New Zealand’s Prime Minister Jacinda Ardern has put out a national budget where spending is dictated by what best encourages the “well-being” of citizens, rather than focussing on traditional bottom-line measures like productivity and economic growth.

The government will put an emphasis on goals like community and cultural connection and equity in well-being across generations in what has been described as a “game-changing event” by LSE professor Richard Layard. As part of the framework Ardern has set aside more than $200 million to bolster services for victims of domestic and sexual violence and included a promise to provide housing for the homeless population. New guidance on policy suggests all new spending must advance one of five government priorities: improving mental health, reducing child poverty, addressing the inequalities faced by indigenous Maori and Pacific islands people, thriving in a digital age, and transitioning to a low-emission, sustainable economy.

“This budget is a game-changing event,” said Richard Layard, a professor at the London School of Economics who is an expert on life satisfaction across populations.

New Zealand is not the only country that is starting to rethink whether blunt economic measurements like gross domestic product are the best gauge of a nation’s success.

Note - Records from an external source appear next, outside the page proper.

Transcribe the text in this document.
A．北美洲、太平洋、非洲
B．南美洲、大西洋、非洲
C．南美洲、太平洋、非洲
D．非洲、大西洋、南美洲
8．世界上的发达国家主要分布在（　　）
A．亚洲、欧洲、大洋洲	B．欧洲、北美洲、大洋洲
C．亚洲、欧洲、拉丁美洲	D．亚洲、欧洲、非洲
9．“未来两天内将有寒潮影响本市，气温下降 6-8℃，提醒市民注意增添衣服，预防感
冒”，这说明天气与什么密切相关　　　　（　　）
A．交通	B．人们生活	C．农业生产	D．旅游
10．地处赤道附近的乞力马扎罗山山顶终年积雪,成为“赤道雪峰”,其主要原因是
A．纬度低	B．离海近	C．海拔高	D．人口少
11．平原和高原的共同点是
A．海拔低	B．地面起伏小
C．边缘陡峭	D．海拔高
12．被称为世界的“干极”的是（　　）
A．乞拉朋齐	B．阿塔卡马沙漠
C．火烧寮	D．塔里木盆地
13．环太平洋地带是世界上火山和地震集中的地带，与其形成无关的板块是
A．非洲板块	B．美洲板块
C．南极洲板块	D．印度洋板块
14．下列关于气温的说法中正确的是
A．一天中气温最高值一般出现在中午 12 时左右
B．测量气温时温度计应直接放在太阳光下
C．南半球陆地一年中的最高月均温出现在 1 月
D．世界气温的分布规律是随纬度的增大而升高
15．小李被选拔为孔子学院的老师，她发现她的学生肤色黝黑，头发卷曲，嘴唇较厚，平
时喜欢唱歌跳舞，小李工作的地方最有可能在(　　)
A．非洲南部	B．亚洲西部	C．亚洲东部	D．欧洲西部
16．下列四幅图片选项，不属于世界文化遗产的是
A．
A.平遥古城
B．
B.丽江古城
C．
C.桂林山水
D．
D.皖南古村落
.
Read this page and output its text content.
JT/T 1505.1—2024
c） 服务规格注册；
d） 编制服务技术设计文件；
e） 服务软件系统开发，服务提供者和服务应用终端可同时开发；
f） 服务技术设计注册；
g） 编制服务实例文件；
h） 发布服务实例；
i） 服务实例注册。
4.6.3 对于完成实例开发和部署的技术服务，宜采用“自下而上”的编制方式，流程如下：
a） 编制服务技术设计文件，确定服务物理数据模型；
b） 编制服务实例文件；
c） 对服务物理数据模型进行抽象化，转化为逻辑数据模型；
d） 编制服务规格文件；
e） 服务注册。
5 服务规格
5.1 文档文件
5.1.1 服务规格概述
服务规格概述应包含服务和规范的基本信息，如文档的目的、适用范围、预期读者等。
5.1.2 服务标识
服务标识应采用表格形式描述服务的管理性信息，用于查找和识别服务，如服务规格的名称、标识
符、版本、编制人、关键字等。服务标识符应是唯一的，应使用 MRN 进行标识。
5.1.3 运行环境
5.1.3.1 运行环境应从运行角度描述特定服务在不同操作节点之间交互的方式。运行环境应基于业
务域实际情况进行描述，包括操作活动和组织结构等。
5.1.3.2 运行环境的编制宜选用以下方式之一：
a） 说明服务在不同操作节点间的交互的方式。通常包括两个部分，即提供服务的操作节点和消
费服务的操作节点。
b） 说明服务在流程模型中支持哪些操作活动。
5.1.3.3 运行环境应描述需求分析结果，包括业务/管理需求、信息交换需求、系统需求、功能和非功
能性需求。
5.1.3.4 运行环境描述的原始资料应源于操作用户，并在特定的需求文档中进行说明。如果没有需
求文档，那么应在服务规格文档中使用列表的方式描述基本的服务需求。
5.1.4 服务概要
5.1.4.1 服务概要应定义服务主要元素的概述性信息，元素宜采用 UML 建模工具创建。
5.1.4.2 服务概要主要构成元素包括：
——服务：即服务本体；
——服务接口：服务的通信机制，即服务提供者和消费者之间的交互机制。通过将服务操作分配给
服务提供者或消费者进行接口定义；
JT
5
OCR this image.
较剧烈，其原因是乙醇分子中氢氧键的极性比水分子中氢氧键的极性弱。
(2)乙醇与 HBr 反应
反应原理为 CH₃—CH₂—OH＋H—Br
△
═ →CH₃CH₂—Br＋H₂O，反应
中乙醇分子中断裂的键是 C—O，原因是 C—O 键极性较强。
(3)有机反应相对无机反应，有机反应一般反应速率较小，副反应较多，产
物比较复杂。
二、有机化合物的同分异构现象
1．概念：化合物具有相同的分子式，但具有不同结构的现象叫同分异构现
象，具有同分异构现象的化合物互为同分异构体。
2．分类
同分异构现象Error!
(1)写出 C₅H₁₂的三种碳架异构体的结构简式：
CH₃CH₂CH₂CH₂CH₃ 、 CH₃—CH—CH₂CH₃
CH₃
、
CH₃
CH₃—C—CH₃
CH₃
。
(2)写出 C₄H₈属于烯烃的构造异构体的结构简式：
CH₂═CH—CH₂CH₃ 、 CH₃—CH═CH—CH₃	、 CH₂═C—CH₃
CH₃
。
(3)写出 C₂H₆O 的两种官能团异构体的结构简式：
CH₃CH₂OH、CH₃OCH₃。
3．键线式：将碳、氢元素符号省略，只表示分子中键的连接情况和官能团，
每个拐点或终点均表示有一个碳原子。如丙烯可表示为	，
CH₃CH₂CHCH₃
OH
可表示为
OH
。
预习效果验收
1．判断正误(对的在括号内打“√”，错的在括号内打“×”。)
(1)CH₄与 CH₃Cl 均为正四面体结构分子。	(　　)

But, Dr. Layard said, there has been “no other major country that has so explicitly adopted well-being as its objective.”

As a major example of what that new framework will produce, Ms. Ardern unveiled the biggest spending proposal to date in her coming budget: more than $200 million to bolster services for victims of domestic and sexual violence.

It is “the biggest single investment ever” by a New Zealand government on the issue, Ms. Ardern said at an event showcasing the initiative, and will tackle one of the nation’s “most disturbing, most shameful” problems.

Under New Zealand’s revised policy, all new spending must advance one of five government priorities: improving mental health, reducing child poverty, addressing the inequalities faced by indigenous Maori and Pacific islands people, thriving in a digital age, and transitioning to a low-emission, sustainable economy. The government is promoting the new framework as bringing much-needed clarity to the budgeting process. In the past, individual government ministers vied for the new money available in each year’s budget, and “relatively arbitrary” decisions were made about who got what, the country’s finance minister, Grant Robertson, said in an interview.

To the center-right political opposition, however, all this talk is nothing more than “slick branding” of longstanding shared policy goals. New Zealand governments of all political stripes, the opposition argues, have always tried to improve people’s lives through taxpayer spending.

“New Zealanders won’t benefit from a government that is ignoring the slowing economy and focusing instead on branding,” Amy Adams, a lawmaker in the opposition National Party, said in a statement. “We’re facing significant economic risks over coming years, but this government is focusing on a marketing campaign.”

While the country may indeed be facing some economic headwinds, New Zealanders have been among the most contented people on the planet, according to the World Happiness Report, which is produced by the United Nations Sustainable Development Solutions Network. The study ranked New Zealand in eighth place on its 2018 list of the world’s happiest countries, after the Nordic nations — led by Finland — Switzerland and the Netherlands.

And it remains to be seen just how different the budget will look this year. Liberals across the globe may have swooned this year when Ms. Ardern moved to ban semiautomatic weapons within days of the Christchurch terrorist attacks, but in reality her government is not a radically progressive one, said Arthur Grimes, an economics professor at Victoria University of Wellington and a former chairman of New Zealand’s central bank.